2. “Finding I am disappointed in waiting on Genl Washington, and thanking him personally,” Drummond says in his letter to Stephen Moylan of 17 Aug., “I should think myself very wanting in Duty was I not to do it in this manner and inform him how much I had benefitted by the permission he was good enough to give me of going to sea for the Recovery of my Health.
“In compliance with the terms of my Parole I have avoided every Port, where there was a likelyhood of my falling in with any of the English ships of War, and in consequence have not been Spoke to by any Vessell falling within the description of the Parole from the time of my departure from the [Sandy] Hook till my arivall off that place on the Night of the 9th when I was boarded by a boat from one of the Frigates belonging to the English Fleet, who took the Entire Management of the Vessell.
“I was now for the first time to my surprise Informed of the English Fleet and Army being at this place as the intelligence I had before my departure from the West Indies was that the Destination of the Fleet was more to the Southward and not at New York” (Drummond Castle Papers, Scottish Record Office).
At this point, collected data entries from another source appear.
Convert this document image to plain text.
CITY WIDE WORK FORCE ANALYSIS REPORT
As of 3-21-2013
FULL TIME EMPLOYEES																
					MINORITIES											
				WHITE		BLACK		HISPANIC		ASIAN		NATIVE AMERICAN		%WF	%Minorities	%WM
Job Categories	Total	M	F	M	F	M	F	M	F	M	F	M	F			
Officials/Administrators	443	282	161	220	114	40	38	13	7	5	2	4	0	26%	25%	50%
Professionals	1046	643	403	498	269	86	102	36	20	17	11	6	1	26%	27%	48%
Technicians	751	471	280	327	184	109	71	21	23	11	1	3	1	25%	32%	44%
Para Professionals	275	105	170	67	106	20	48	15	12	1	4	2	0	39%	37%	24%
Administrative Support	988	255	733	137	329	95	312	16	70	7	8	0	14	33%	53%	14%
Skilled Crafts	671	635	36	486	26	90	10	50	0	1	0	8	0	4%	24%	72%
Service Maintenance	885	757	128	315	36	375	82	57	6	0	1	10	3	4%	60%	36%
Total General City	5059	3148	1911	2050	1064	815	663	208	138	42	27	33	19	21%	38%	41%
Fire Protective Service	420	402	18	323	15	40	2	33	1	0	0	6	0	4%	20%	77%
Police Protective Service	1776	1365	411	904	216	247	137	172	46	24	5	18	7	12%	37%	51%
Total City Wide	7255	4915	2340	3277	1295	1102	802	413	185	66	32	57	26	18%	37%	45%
The enclosed logbook of Drummond’s voyage has not been identified.
GW did not grant Drummond an interview or respond to this letter. For Drummond’s further efforts to defend himself, see his letters to GW of 9 Dec. 1776 (Drummond Castle Papers, Scottish Record Office) and 14 Nov. 1778 (Collections of Lord Fairfax of Cameron, Gays House, Holyport, Maidenhead, Berkshire, England).